I have discovered a few items that contain one form of milk or another, for someone with a severe reaction this could be bad, it could be the cause of morning or bedtime battles, or sickness.
One toothpaste! Can you believe it!
Dairy is something many react to and are not aware of it. If you are dealing with a dairy allergy here is a list of the various names it goes under on labels. I write a column on eating dairy free you can follow for ideas, recipes, and also ask questions and I will respond if possible to help.
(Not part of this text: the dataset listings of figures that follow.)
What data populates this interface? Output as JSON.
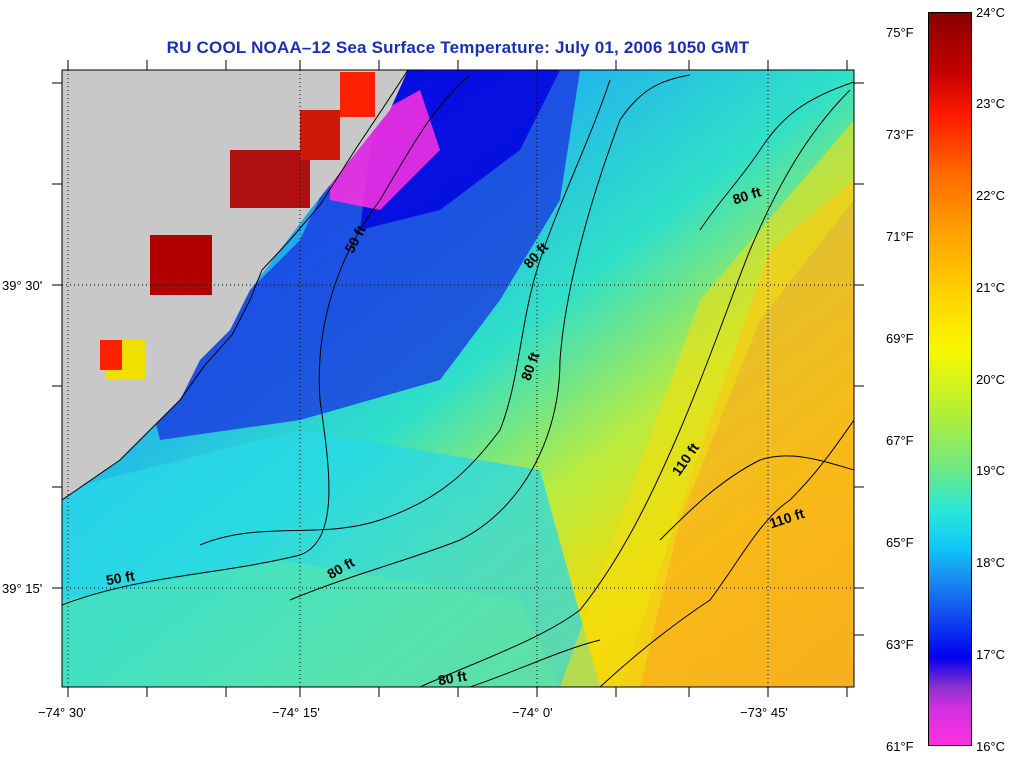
{
  "title": "RU COOL  NOAA–12  Sea Surface Temperature:  July 01, 2006 1050 GMT",
  "map": {
    "lat_labels": [
      "39° 30'",
      "39° 15'"
    ],
    "lon_labels": [
      "−74° 30'",
      "−74° 15'",
      "−74° 0'",
      "−73° 45'"
    ],
    "contour_labels": [
      "50 ft",
      "80 ft",
      "80 ft",
      "80 ft",
      "110 ft",
      "110 ft",
      "50 ft",
      "80 ft",
      "80 ft"
    ]
  },
  "colorbar": {
    "fahrenheit": [
      "75°F",
      "73°F",
      "71°F",
      "69°F",
      "67°F",
      "65°F",
      "63°F",
      "61°F"
    ],
    "celsius": [
      "24°C",
      "23°C",
      "22°C",
      "21°C",
      "20°C",
      "19°C",
      "18°C",
      "17°C",
      "16°C"
    ],
    "colors": [
      "#8b0000",
      "#ff1a00",
      "#ffa000",
      "#f8f800",
      "#70e880",
      "#10c8f8",
      "#1450f0",
      "#0000f0",
      "#ff30e0"
    ]
  },
  "land_color": "#c8c8c8"
}
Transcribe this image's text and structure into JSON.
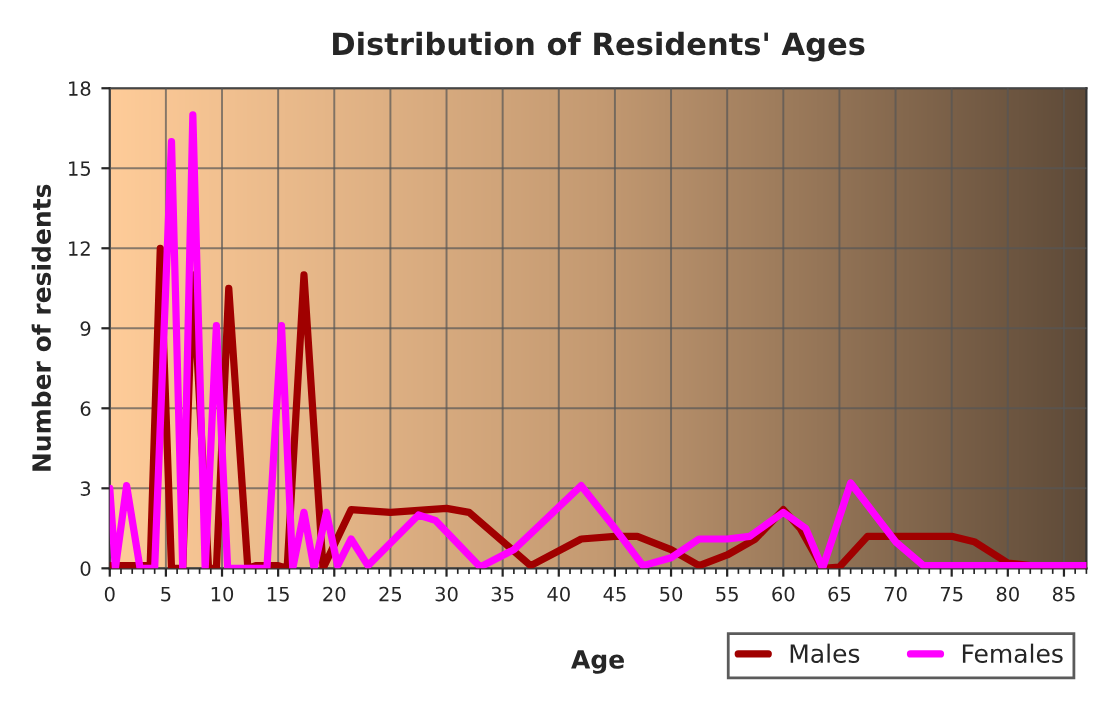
{
  "chart_data": {
    "type": "line",
    "title": "Distribution of Residents' Ages",
    "xlabel": "Age",
    "ylabel": "Number of residents",
    "xlim": [
      0,
      87
    ],
    "xticks": [
      0,
      5,
      10,
      15,
      20,
      25,
      30,
      35,
      40,
      45,
      50,
      55,
      60,
      65,
      70,
      75,
      80,
      85
    ],
    "ylim": [
      0,
      18
    ],
    "yticks": [
      0,
      3,
      6,
      9,
      12,
      15,
      18
    ],
    "grid": true,
    "legend": "bottom right",
    "line_style": "solid",
    "series": [
      {
        "name": "Males",
        "color": "#a00000",
        "x": [
          0,
          3.6,
          4.5,
          5.5,
          6.5,
          7.4,
          8.8,
          9.5,
          10.6,
          12.3,
          13,
          15,
          15.8,
          17.3,
          19,
          21.5,
          25,
          30,
          32,
          37.5,
          42,
          45,
          47,
          50,
          52.5,
          55,
          57.5,
          60,
          61.5,
          63.5,
          65,
          67.5,
          70,
          75,
          77,
          80,
          82,
          87
        ],
        "values": [
          0.1,
          0.1,
          12,
          0,
          0,
          11,
          0,
          0,
          10.5,
          0,
          0.1,
          0.1,
          0,
          11,
          0,
          2.2,
          2.1,
          2.25,
          2.1,
          0.1,
          1.1,
          1.2,
          1.2,
          0.7,
          0.1,
          0.5,
          1.1,
          2.2,
          1.5,
          0,
          0.05,
          1.2,
          1.2,
          1.2,
          1,
          0.2,
          0.1,
          0.1
        ]
      },
      {
        "name": "Females",
        "color": "#ff00ff",
        "x": [
          0,
          0.5,
          1.5,
          2.7,
          4,
          5.5,
          6.5,
          7.4,
          8.5,
          9.5,
          10.5,
          14,
          15.3,
          16.3,
          17.3,
          18.2,
          19.3,
          20.3,
          21.5,
          23,
          27.5,
          29,
          33,
          36,
          38,
          42,
          45,
          47.5,
          50,
          52.5,
          55,
          57,
          60,
          62,
          63.5,
          66,
          68,
          70,
          72.5,
          75,
          80,
          85,
          87
        ],
        "values": [
          3,
          0,
          3.1,
          0,
          0,
          16,
          0,
          17,
          0,
          9.1,
          0,
          0,
          9.1,
          0,
          2.1,
          0,
          2.1,
          0.1,
          1.1,
          0.1,
          2,
          1.8,
          0.05,
          0.7,
          1.5,
          3.1,
          1.5,
          0.1,
          0.4,
          1.1,
          1.1,
          1.2,
          2.1,
          1.5,
          0,
          3.2,
          2.1,
          1,
          0.1,
          0.1,
          0.1,
          0.1,
          0.1
        ]
      }
    ]
  }
}
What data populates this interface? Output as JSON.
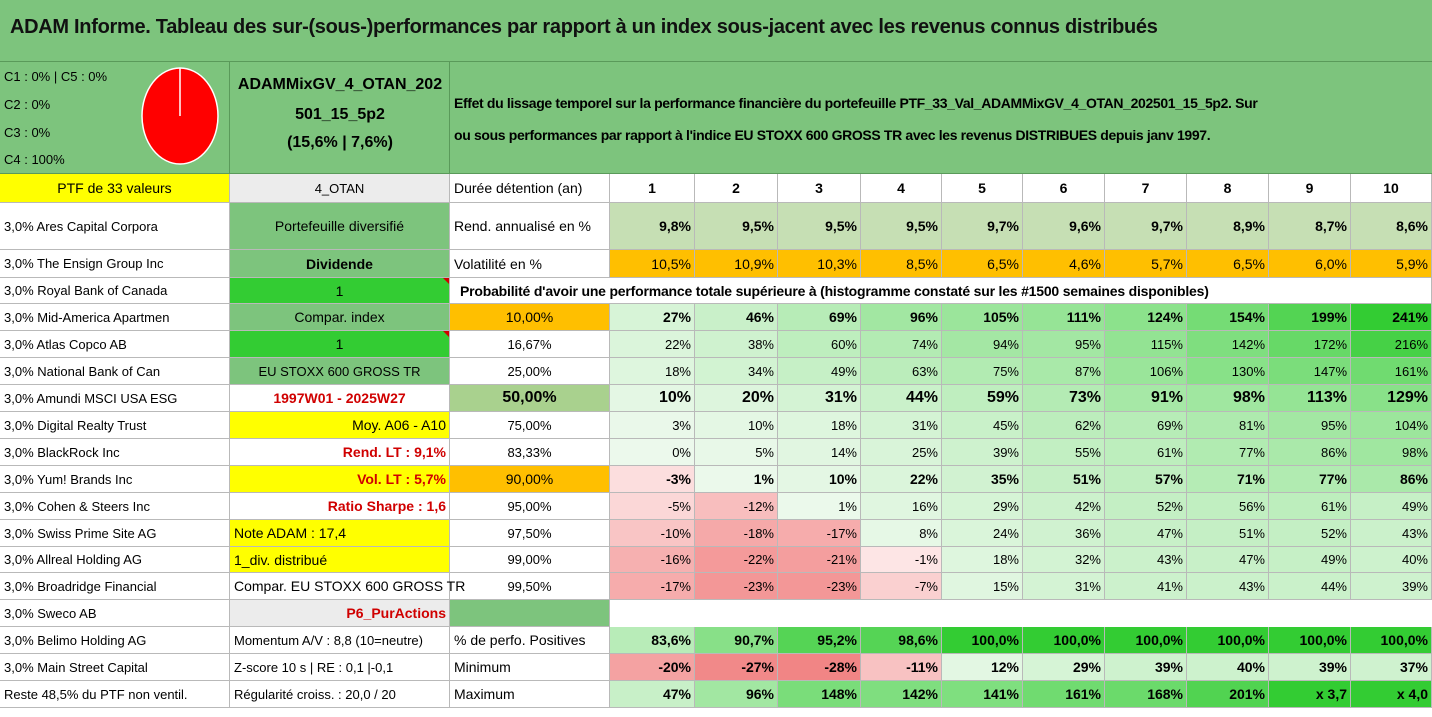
{
  "title": "ADAM Informe. Tableau des sur-(sous-)performances par rapport à un index sous-jacent avec les revenus connus distribués",
  "header": {
    "allocation": [
      "C1 : 0% | C5 : 0%",
      "C2 : 0%",
      "C3 : 0%",
      "C4 : 100%"
    ],
    "pie_color": "#ff0000",
    "portfolio_name_1": "ADAMMixGV_4_OTAN_202",
    "portfolio_name_2": "501_15_5p2",
    "portfolio_perf": "(15,6% | 7,6%)",
    "description_1": "Effet du lissage temporel sur la performance financière du portefeuille PTF_33_Val_ADAMMixGV_4_OTAN_202501_15_5p2. Sur",
    "description_2": "ou sous performances par rapport à l'indice EU STOXX 600 GROSS TR avec les revenus DISTRIBUES depuis janv 1997."
  },
  "left_col": [
    "PTF de 33 valeurs",
    "3,0% Ares Capital Corpora",
    "3,0% The Ensign Group Inc",
    "3,0% Royal Bank of Canada",
    "3,0% Mid-America Apartmen",
    "3,0% Atlas Copco AB",
    "3,0% National Bank of Can",
    "3,0% Amundi MSCI USA ESG",
    "3,0% Digital Realty Trust",
    "3,0% BlackRock Inc",
    "3,0% Yum! Brands Inc",
    "3,0% Cohen & Steers Inc",
    "3,0% Swiss Prime Site AG",
    "3,0% Allreal Holding AG",
    "3,0% Broadridge Financial",
    "3,0% Sweco AB",
    "3,0% Belimo Holding AG",
    "3,0% Main Street Capital",
    "Reste 48,5% du PTF non ventil."
  ],
  "mid_col": [
    "4_OTAN",
    "Portefeuille diversifié",
    "Dividende",
    "1",
    "Compar. index",
    "1",
    "EU STOXX 600 GROSS TR",
    "1997W01 - 2025W27",
    "Moy. A06 - A10",
    "Rend. LT : 9,1%",
    "Vol. LT : 5,7%",
    "Ratio Sharpe : 1,6",
    "Note ADAM : 17,4",
    "1_div. distribué",
    "Compar. EU STOXX 600 GROSS TR",
    "P6_PurActions",
    "Momentum A/V : 8,8 (10=neutre)",
    "Z-score 10 s | RE : 0,1 |-0,1",
    "Régularité croiss. : 20,0 / 20"
  ],
  "table": {
    "holding_label": "Durée détention (an)",
    "years": [
      "1",
      "2",
      "3",
      "4",
      "5",
      "6",
      "7",
      "8",
      "9",
      "10"
    ],
    "rend_label": "Rend. annualisé en %",
    "rend": [
      "9,8%",
      "9,5%",
      "9,5%",
      "9,5%",
      "9,7%",
      "9,6%",
      "9,7%",
      "8,9%",
      "8,7%",
      "8,6%"
    ],
    "vol_label": "Volatilité en %",
    "vol": [
      "10,5%",
      "10,9%",
      "10,3%",
      "8,5%",
      "6,5%",
      "4,6%",
      "5,7%",
      "6,5%",
      "6,0%",
      "5,9%"
    ],
    "prob_title": "Probabilité d'avoir une performance totale supérieure à (histogramme constaté sur les #1500 semaines disponibles)",
    "prob_rows": [
      {
        "p": "10,00%",
        "v": [
          "27%",
          "46%",
          "69%",
          "96%",
          "105%",
          "111%",
          "124%",
          "154%",
          "199%",
          "241%"
        ]
      },
      {
        "p": "16,67%",
        "v": [
          "22%",
          "38%",
          "60%",
          "74%",
          "94%",
          "95%",
          "115%",
          "142%",
          "172%",
          "216%"
        ]
      },
      {
        "p": "25,00%",
        "v": [
          "18%",
          "34%",
          "49%",
          "63%",
          "75%",
          "87%",
          "106%",
          "130%",
          "147%",
          "161%"
        ]
      },
      {
        "p": "50,00%",
        "v": [
          "10%",
          "20%",
          "31%",
          "44%",
          "59%",
          "73%",
          "91%",
          "98%",
          "113%",
          "129%"
        ]
      },
      {
        "p": "75,00%",
        "v": [
          "3%",
          "10%",
          "18%",
          "31%",
          "45%",
          "62%",
          "69%",
          "81%",
          "95%",
          "104%"
        ]
      },
      {
        "p": "83,33%",
        "v": [
          "0%",
          "5%",
          "14%",
          "25%",
          "39%",
          "55%",
          "61%",
          "77%",
          "86%",
          "98%"
        ]
      },
      {
        "p": "90,00%",
        "v": [
          "-3%",
          "1%",
          "10%",
          "22%",
          "35%",
          "51%",
          "57%",
          "71%",
          "77%",
          "86%"
        ]
      },
      {
        "p": "95,00%",
        "v": [
          "-5%",
          "-12%",
          "1%",
          "16%",
          "29%",
          "42%",
          "52%",
          "56%",
          "61%",
          "49%"
        ]
      },
      {
        "p": "97,50%",
        "v": [
          "-10%",
          "-18%",
          "-17%",
          "8%",
          "24%",
          "36%",
          "47%",
          "51%",
          "52%",
          "43%"
        ]
      },
      {
        "p": "99,00%",
        "v": [
          "-16%",
          "-22%",
          "-21%",
          "-1%",
          "18%",
          "32%",
          "43%",
          "47%",
          "49%",
          "40%"
        ]
      },
      {
        "p": "99,50%",
        "v": [
          "-17%",
          "-23%",
          "-23%",
          "-7%",
          "15%",
          "31%",
          "41%",
          "43%",
          "44%",
          "39%"
        ]
      }
    ],
    "pos_label": "% de perfo. Positives",
    "pos": [
      "83,6%",
      "90,7%",
      "95,2%",
      "98,6%",
      "100,0%",
      "100,0%",
      "100,0%",
      "100,0%",
      "100,0%",
      "100,0%"
    ],
    "min_label": "Minimum",
    "min": [
      "-20%",
      "-27%",
      "-28%",
      "-11%",
      "12%",
      "29%",
      "39%",
      "40%",
      "39%",
      "37%"
    ],
    "max_label": "Maximum",
    "max": [
      "47%",
      "96%",
      "148%",
      "142%",
      "141%",
      "161%",
      "168%",
      "201%",
      "x 3,7",
      "x 4,0"
    ]
  },
  "colors": {
    "header_green": "#7dc47d",
    "yellow": "#ffff00",
    "lime": "#33cc33",
    "orange": "#ffbf00",
    "red_text": "#d00000"
  }
}
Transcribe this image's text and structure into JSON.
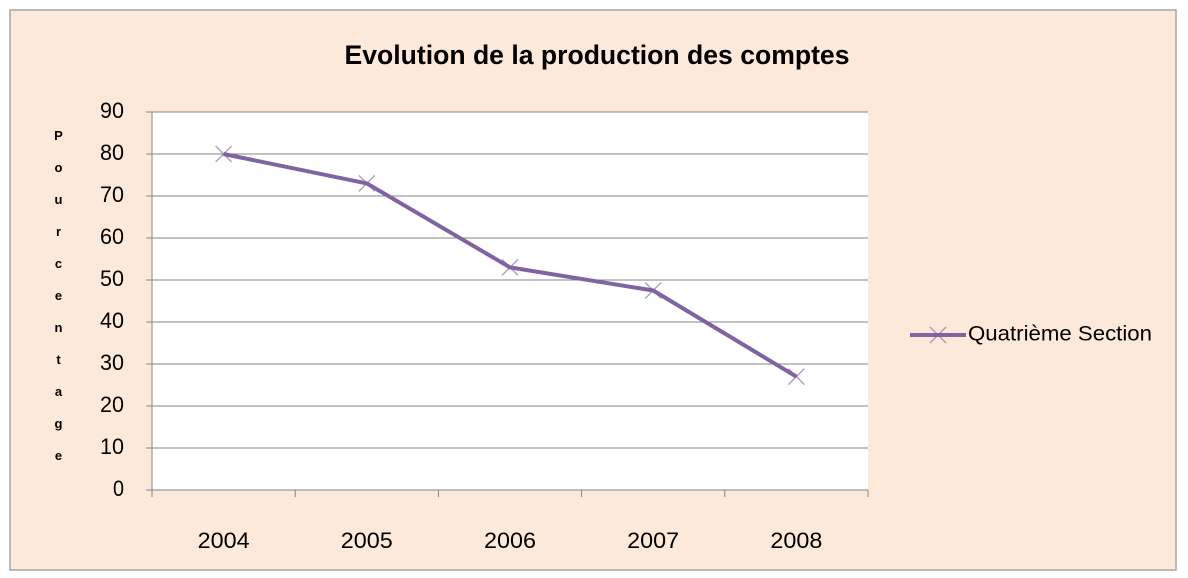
{
  "chart_data": {
    "type": "line",
    "title": "Evolution de la production des comptes",
    "y_label": "Pourcentage",
    "categories": [
      "2004",
      "2005",
      "2006",
      "2007",
      "2008"
    ],
    "series": [
      {
        "name": "Quatrième Section",
        "color": "#8064a2",
        "values": [
          80,
          73,
          53,
          47.5,
          27
        ]
      }
    ],
    "ylim": [
      0,
      90
    ],
    "yticks": [
      0,
      10,
      20,
      30,
      40,
      50,
      60,
      70,
      80,
      90
    ],
    "grid": true,
    "legend": "right"
  }
}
Check out examiner.com/dairyfree-food-in-topeka/jaelene-huffman                                                             

  • Acidophilus milk

  • Ammonium caseinate

  • Artificial butter flavor

  • Artificial flavors / flavoring

  • Brown sugar flavoring

  • Butter

  • Butter fat

  • Butter flavor

  • Butter solids

  • Buttermilk

  • Calcium caseinate

  • Caramel Color

  • Caramel Flavoring

  • Casein

  • Caseinate

  • Cheese (All)

  • Coconut Cream Flavoring

  • Condensed milk

  • Cottage cheese

  • Cream

  • Curds

  • Custard

  • Delactosed whey

  • Demineralized whey

  • Dry milk powder

  • Dry milk solids

  • Evaporated milk

  • Fat Replacers - Brands such as Dairy-Lo® and Simplesse® are made with milk protein

  • Galactose

  • Ghee

  • Half-and-half

  • High Protein Flour

  • Hydrolysates

  • Hydrolyzed casein

  • Hydrolyzed milk protein

  • Hydrolyzed vegetable protein

  • Iron caseinate

  • Lactalbumin

  • Lactalbumin phosphate

  • Lactate

  • Lactic Acid Starter Culture

  • Lactoferrin

  • Lactoglobulin

  • Lactose

  • Lactulose

  • Magnesium caseinate

  • Malted milk

  • Margarine

  • Milk (whole, lowfat, and skim)

  • Milk derivative

  • Milk fat

  • Milk powder

  • Milk protein

  • Milk solids

  • Natural egg flavor

  • Natural flavors / flavoring

  • Non-Dairy - This does not mean milk-free, it indicates 1/2% or less milk by weight

  • Nougat

  • Potassium caseinate

  • Protein - The added protein in foods is often milk protein

  • Pudding

  • Recaldent

  • Ready sponge

  • Rennet casein

  • Sodium caseinate

  • Sodium lactylate

  • Sour cream

  • Sour milk solids

  • Soy Cheese - Often contains milk protein

  • Sweetened condensed milk

  • Whey

  • Whey powder

  • Whey protein concentrate

  • Whey protein hydrolysate

  • Yogurt

  • Zinc caseinate


  • Goat's milk is avoided also. Some people may be able to handle milk after a while of dairy free. Talk to your doctor or a Nutritionist about this possibility. Goats milk has smaller fat globules and they break up easier in the stomach.